- Born: December 6, 1881 Philadelphia, Pennsylvania, US
- Died: February 15, 1959 (aged 77) Torrington, Connecticut, US
- Occupations: Illustrator, writer
- Years active: 1906–1942

= Helen Knipe Carpenter =

American novelist

Helen Knipe Carpenter (December 6, 1881 – February 15, 1959) was an illustrator and writer active in the early 20th century noted for her Art Nouveau illustrations and her adaptations of stage plays to novels.

Born Helen Alden Knipe on December 6, 1881, in Philadelphia, Pennsylvania, a granddaughter of the novelist T. S. Arthur, she studied at the Pennsylvania Academy of the Fine Arts under the tutelage of William Merritt Chase, Hugh Henry Brackenridge and Thomas Pollock Anshutz.
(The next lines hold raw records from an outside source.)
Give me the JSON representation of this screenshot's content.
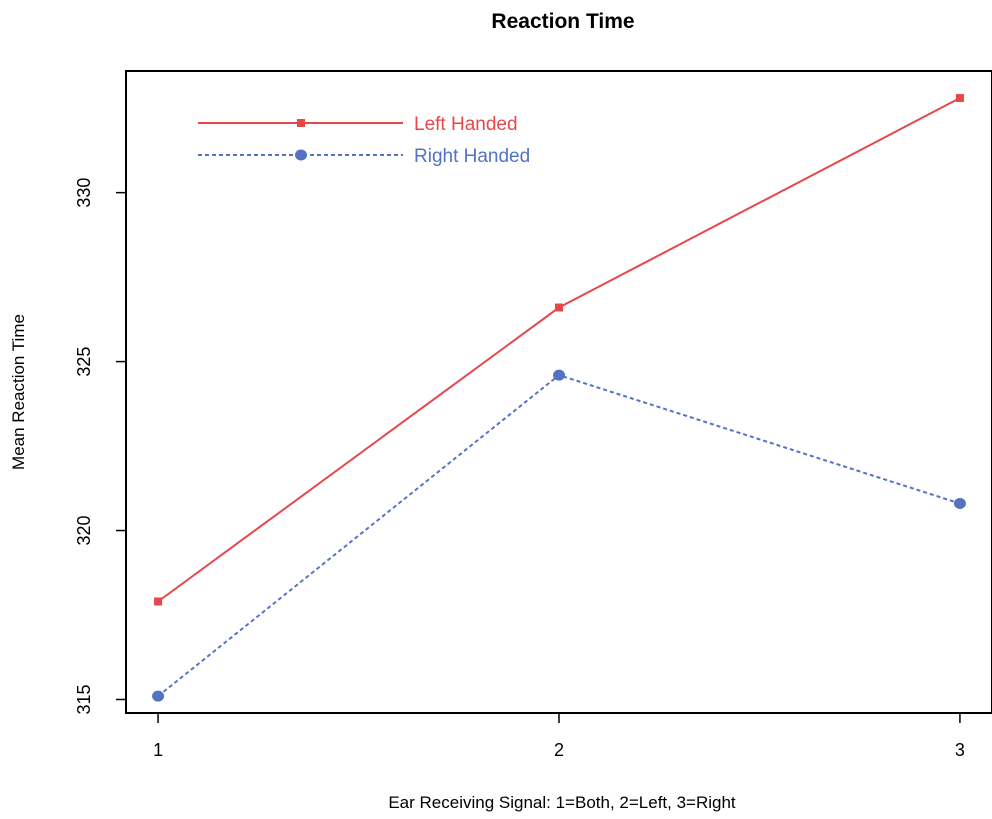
{
  "chart_data": {
    "type": "line",
    "title": "Reaction Time",
    "xlabel": "Ear Receiving Signal: 1=Both, 2=Left, 3=Right",
    "ylabel": "Mean Reaction Time",
    "x": [
      1,
      2,
      3
    ],
    "x_ticks": [
      "1",
      "2",
      "3"
    ],
    "y_ticks": [
      "315",
      "320",
      "325",
      "330"
    ],
    "xlim": [
      0.92,
      3.08
    ],
    "ylim": [
      314.6,
      333.6
    ],
    "grid": false,
    "legend_position": "top-left",
    "series": [
      {
        "name": "Left Handed",
        "values": [
          317.9,
          326.6,
          332.8
        ],
        "color": "#e8474a",
        "line_style": "solid",
        "marker": "square"
      },
      {
        "name": "Right Handed",
        "values": [
          315.1,
          324.6,
          320.8
        ],
        "color": "#5472c4",
        "line_style": "dotted",
        "marker": "circle"
      }
    ]
  }
}
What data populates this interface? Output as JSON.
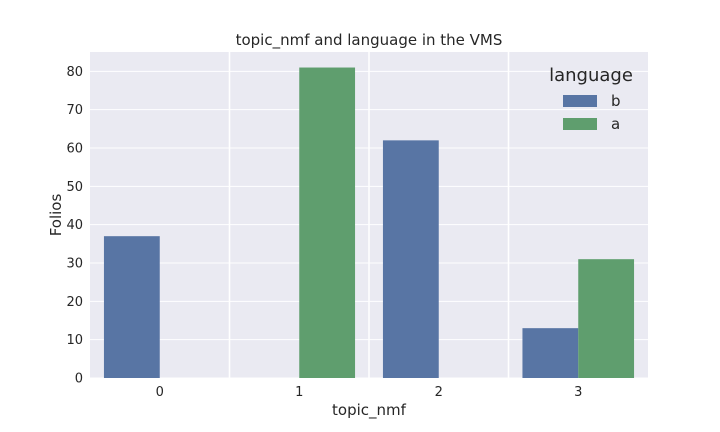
{
  "chart_data": {
    "type": "bar",
    "title": "topic_nmf and language in the VMS",
    "xlabel": "topic_nmf",
    "ylabel": "Folios",
    "categories": [
      "0",
      "1",
      "2",
      "3"
    ],
    "series": [
      {
        "name": "b",
        "values": [
          37,
          0,
          62,
          13
        ],
        "color": "#5875a4"
      },
      {
        "name": "a",
        "values": [
          0,
          81,
          0,
          31
        ],
        "color": "#5f9e6e"
      }
    ],
    "ylim": [
      0,
      85.05
    ],
    "yticks": [
      "0",
      "10",
      "20",
      "30",
      "40",
      "50",
      "60",
      "70",
      "80"
    ],
    "grid": true,
    "background": "#eaeaf2",
    "legend": {
      "title": "language",
      "position": "top-right"
    }
  }
}
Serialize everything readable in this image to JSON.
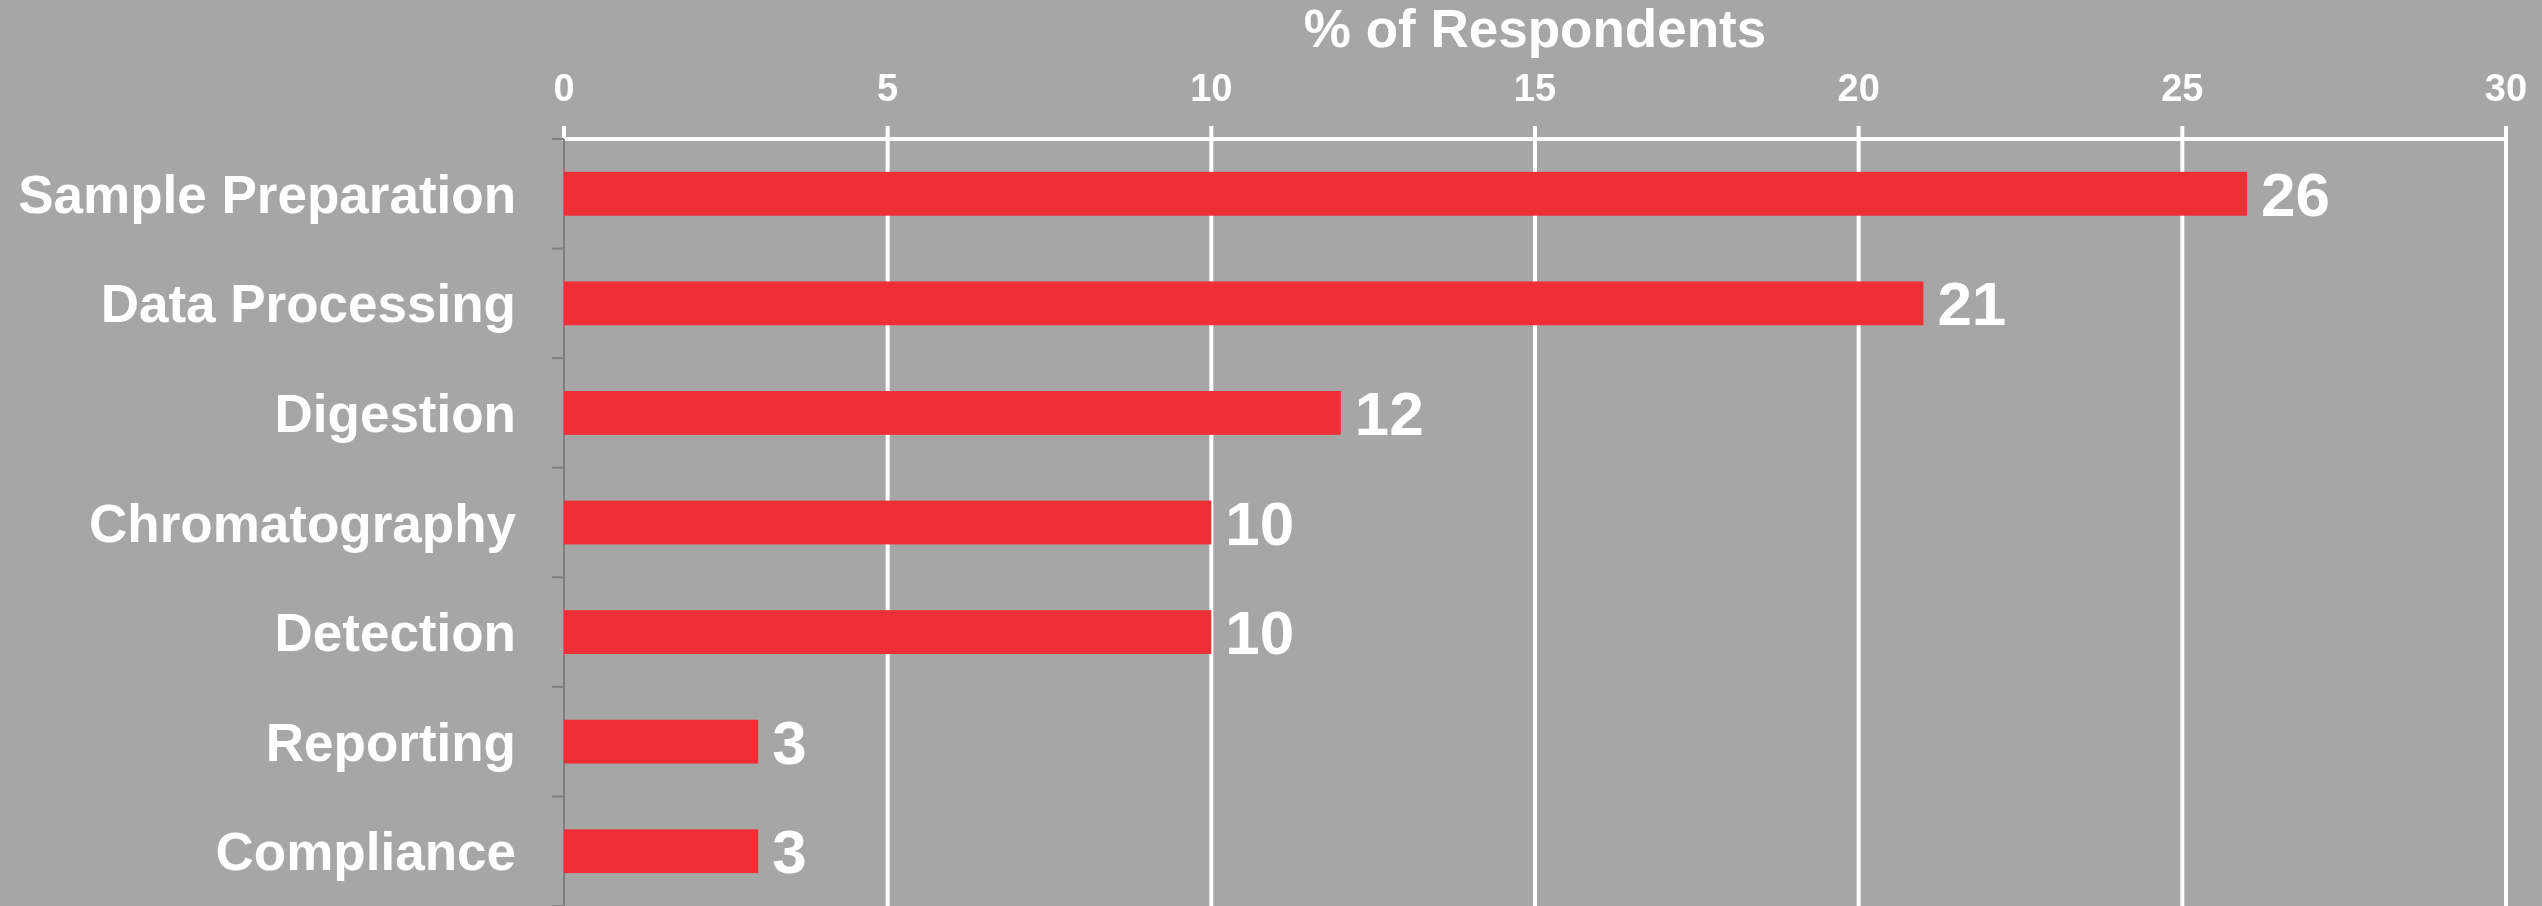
{
  "chart_data": {
    "type": "bar",
    "orientation": "horizontal",
    "xlabel": "% of Respondents",
    "categories": [
      "Sample Preparation",
      "Data Processing",
      "Digestion",
      "Chromatography",
      "Detection",
      "Reporting",
      "Compliance"
    ],
    "values": [
      26,
      21,
      12,
      10,
      10,
      3,
      3
    ],
    "color": "#ee3036",
    "xlim": [
      0,
      30
    ],
    "xticks": [
      0,
      5,
      10,
      15,
      20,
      25,
      30
    ],
    "grid": "x",
    "data_labels": true
  }
}
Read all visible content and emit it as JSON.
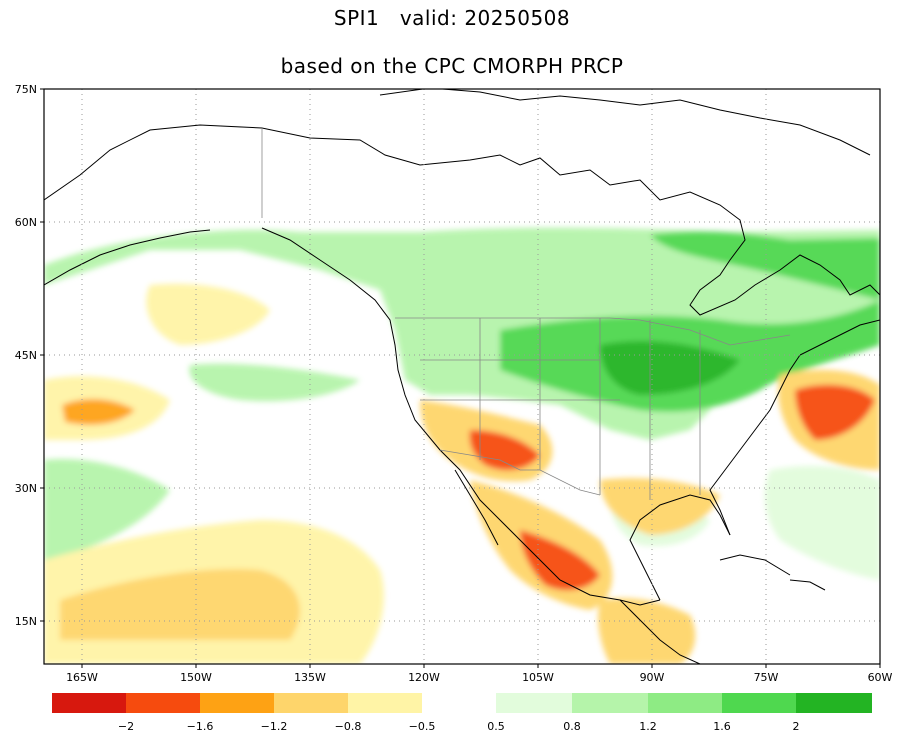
{
  "title": {
    "line1": "SPI1   valid: 20250508",
    "line2": "based on the CPC CMORPH PRCP"
  },
  "map": {
    "lat_range": [
      10,
      75
    ],
    "lon_range": [
      -170,
      -60
    ],
    "lat_labels": [
      "75N",
      "60N",
      "45N",
      "30N",
      "15N"
    ],
    "lon_labels": [
      "165W",
      "150W",
      "135W",
      "120W",
      "105W",
      "90W",
      "75W",
      "60W"
    ],
    "grid": "dotted"
  },
  "legend": {
    "colors": [
      "#d7180e",
      "#f64b0e",
      "#fea214",
      "#fed56b",
      "#fff4a6",
      "#ffffff",
      "#e2fcdc",
      "#b5f4aa",
      "#8eeb84",
      "#4fd84f",
      "#23b423"
    ],
    "labels": [
      "−2",
      "−1.6",
      "−1.2",
      "−0.8",
      "−0.5",
      "0.5",
      "0.8",
      "1.2",
      "1.6",
      "2"
    ]
  }
}
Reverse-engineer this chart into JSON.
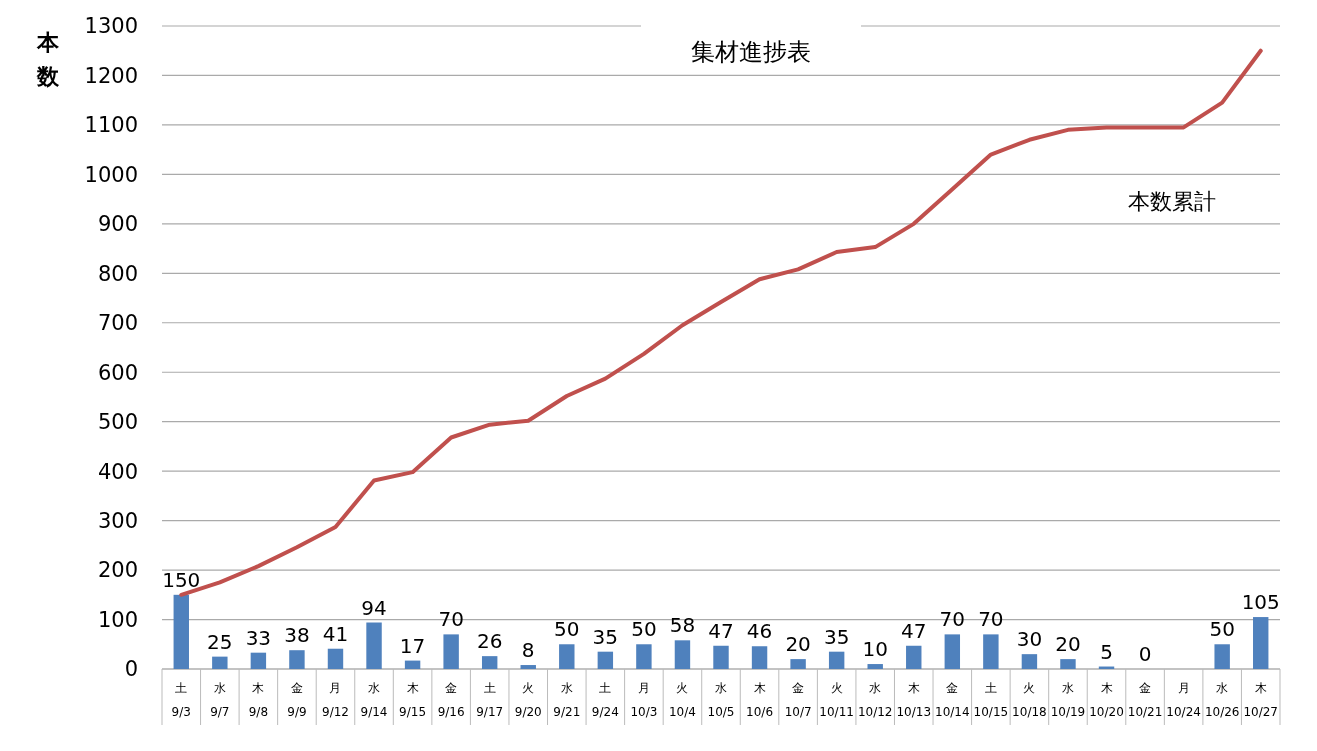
{
  "chart_data": {
    "type": "bar",
    "title": "集材進捗表",
    "ylabel": "本数",
    "categories": [
      "土\n9/3",
      "水\n9/7",
      "木\n9/8",
      "金\n9/9",
      "月\n9/12",
      "水\n9/14",
      "木\n9/15",
      "金\n9/16",
      "土\n9/17",
      "火\n9/20",
      "水\n9/21",
      "土\n9/24",
      "月\n10/3",
      "火\n10/4",
      "水\n10/5",
      "木\n10/6",
      "金\n10/7",
      "火\n10/11",
      "水\n10/12",
      "木\n10/13",
      "金\n10/14",
      "土\n10/15",
      "火\n10/18",
      "水\n10/19",
      "木\n10/20",
      "金\n10/21",
      "月\n10/24",
      "水\n10/26",
      "木\n10/27"
    ],
    "series": [
      {
        "color": "#4f81bd",
        "values": [
          150,
          25,
          33,
          38,
          41,
          94,
          17,
          70,
          26,
          8,
          50,
          35,
          50,
          58,
          47,
          46,
          20,
          35,
          10,
          47,
          70,
          70,
          30,
          20,
          5,
          0,
          0,
          50,
          105
        ],
        "value_labels": [
          "150",
          "25",
          "33",
          "38",
          "41",
          "94",
          "17",
          "70",
          "26",
          "8",
          "50",
          "35",
          "50",
          "58",
          "47",
          "46",
          "20",
          "35",
          "10",
          "47",
          "70",
          "70",
          "30",
          "20",
          "5",
          "0",
          null,
          "50",
          "105"
        ]
      },
      {
        "type": "line",
        "name": "本数累計",
        "color": "#c0504d",
        "values": [
          150,
          175,
          208,
          246,
          287,
          381,
          398,
          468,
          494,
          502,
          552,
          587,
          637,
          695,
          742,
          788,
          808,
          843,
          853,
          900,
          970,
          1040,
          1070,
          1090,
          1095,
          1095,
          1095,
          1145,
          1250
        ]
      }
    ],
    "ylim": [
      0,
      1300
    ],
    "yticks": [
      0,
      100,
      200,
      300,
      400,
      500,
      600,
      700,
      800,
      900,
      1000,
      1100,
      1200,
      1300
    ],
    "grid": "y",
    "marker": "none",
    "line_style": "solid"
  }
}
She married writer, playwright, and director Edward Childs Carpenter on June 1, 1907, in Philadelphia where they lived and worked for a number of years, summering in Connecticut.

Her works span the period from the late Art Nouveau period through the 1940s.

==Works==

- Illustrator

| Year | Title |
|---|---|
| 1906 | Idelle Phelps, Your Health |
| 1907 | Dwight Burroughs, Jack, the Giant Killer, Jr. with Elenore Plaisted Abbott |
| 1908 | Millicent Olmsted, The Land of Never Was, Being the Adventures of Great-A, Little-a, and Bouncing B with Elenore Plaisted Abbott |
| 1909 | Millicent Olmsted, The Land of Really True, Being the Everyday Life of Great-A, Little-a, and Bouncing B with Elenore Plaisted Abbott |
| 1911 | Elbridge Hosmer Sabin, The Magical Man of Mirth with Elenore Plaisted Abbott |
| 1911 | Elbridge Hosmer Sabin, Queen of the City of Mirth with Elenore Plaisted Abbott |
| 1920 | Nathaniel Hawthorne, A Wonder Book and Tanglewood Tales with Elenore Plaisted Abbott |

- Author

| Year | Title |
|---|---|
| 1916 | The Cinderella Man, A Romance of Youth (book), based on the stage play by Edward Childs Carpenter |
| 1932 | Whistling in the Dark (book), based on the stage play by Laurence Gross and Edward Childs Carpenter |
| 1942 | Shylock's Daughter (play), with Edward Childs Carpenter |

Carpenter died on February 15, 1959, in Litchfield, Connecticut. She and her husband Edward Childs Carpenter are interred in Town Hill Cemetery in New Hartford, Connecticut.